El colapso político: cuando el golpe se vuelve contra sí mismo

La ironía histórica no se hizo esperar. El Congreso que la impuso fue el mismo que, un año y medio después, la destituyó por “incapacidad moral permanente”, la misma arma con la que se abrió paso a la usurpación. No cayó por defender al pueblo ni por romper con las élites, sino porque se volvió inservible para quienes la usaron. Su salida del Palacio de Gobierno no fue un acto heroico ni patriótico: fue la escena final de un régimen ilegítimo que nunca tuvo raíces democráticas.

La historia es clara: el golpismo no construye naciones, solo deja heridas profundas. Lo vimos en Chile en 1973, cuando Augusto Pinochet impuso la dictadura más cruenta de Sudamérica; en Argentina, cuando las juntas militares creyeron que podían borrar con violencia la voluntad del pueblo; en Bolivia en 2019, cuando un golpe blando intentó frenar el curso popular que más tarde volvió a imponerse en las urnas. Siempre, tarde o temprano, la historia pone las cosas en su lugar.
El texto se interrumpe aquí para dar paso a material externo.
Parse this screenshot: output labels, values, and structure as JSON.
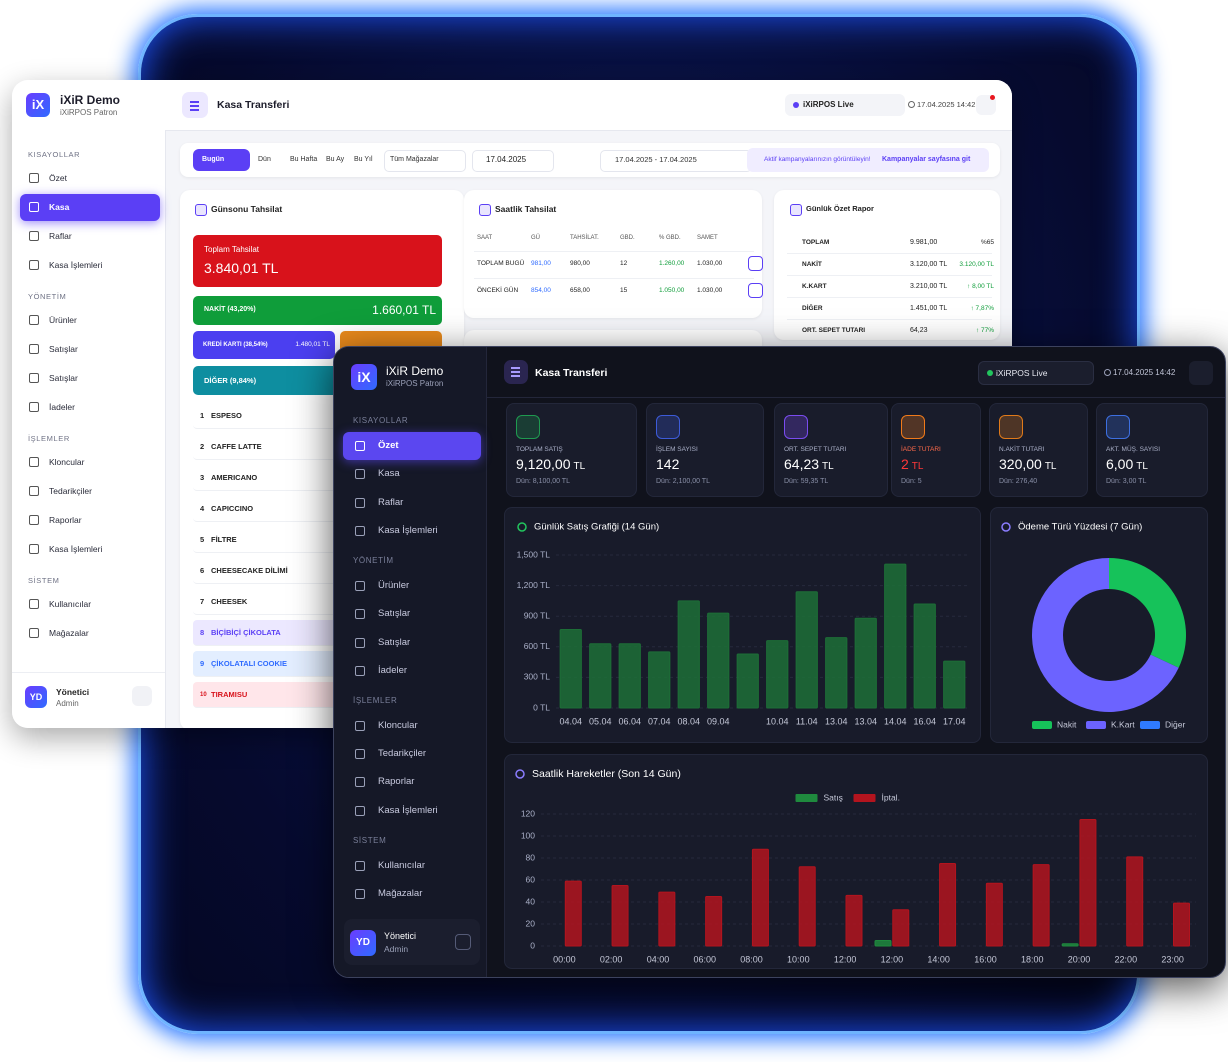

Un país que exige dignidad

La destitución de Boluarte no es una victoria institucional: es el resultado de la presión de un pueblo que nunca reconoció su autoridad. Las regiones andinas, históricamente marginadas, alzaron la voz contra la imposición y la represión. Sus muertos y su resistencia son testimonio de que la democracia no puede ser aplastada indefinidamente por arreglos parlamentarios ni golpes maquillados.

La comunidad internacional, que en un inicio guardó silencio vergonzoso ante el golpe parlamentario de 2022, no pudo ignorar el costo humano de este experimento autoritario. Organismos internacionales de derechos humanos documentaron ejecuciones extrajudiciales, detenciones arbitrarias y un uso criminal de la fuerza pública. Perú se convirtió en el ejemplo más reciente de cómo las élites pueden usar la legalidad para pisotear la democracia.

Un Nobel que huele a petróleo crudo

En medio de este escenario, la reciente entrega del Premio Nobel de la Paz a sectores que han promovido “estabilidad” para intereses económicos internacionales huele más a petróleo crudo que a paz verdadera. Se premia a quienes garantizan estabilidad para inversiones, no a quienes defienden derechos humanos. Mientras las balas silencian a niños en Gaza, medios conservadores, empresarios y potencias celebran un Nobel dudoso.

Golpismo: derrotado por la historia

La caída de Boluarte es una lección política que trasciende fronteras. Ningún golpe —duro o blando— logra legitimarse eternamente. Los dictadores civiles, igual que los militares, terminan devorados por la historia que intentaron reescribir. El Perú se une a la larga lista de países latinoamericanos donde las élites quisieron torcer la voluntad popular y terminaron enfrentando su propia caída.

No hay democracia posible con bayonetas apuntando a los pueblos originarios. No hay paz posible cuando se premia la represión y se castiga la disidencia. Boluarte no fue presidenta: fue la administradora de un régimen de facto que nació del golpe y murió de la misma enfermedad que lo engendró. La historia latinoamericana ya ha mostrado su veredicto una y otra vez: el golpismo y el entreguismo nunca ganan. Con copia a la oposición mexicana.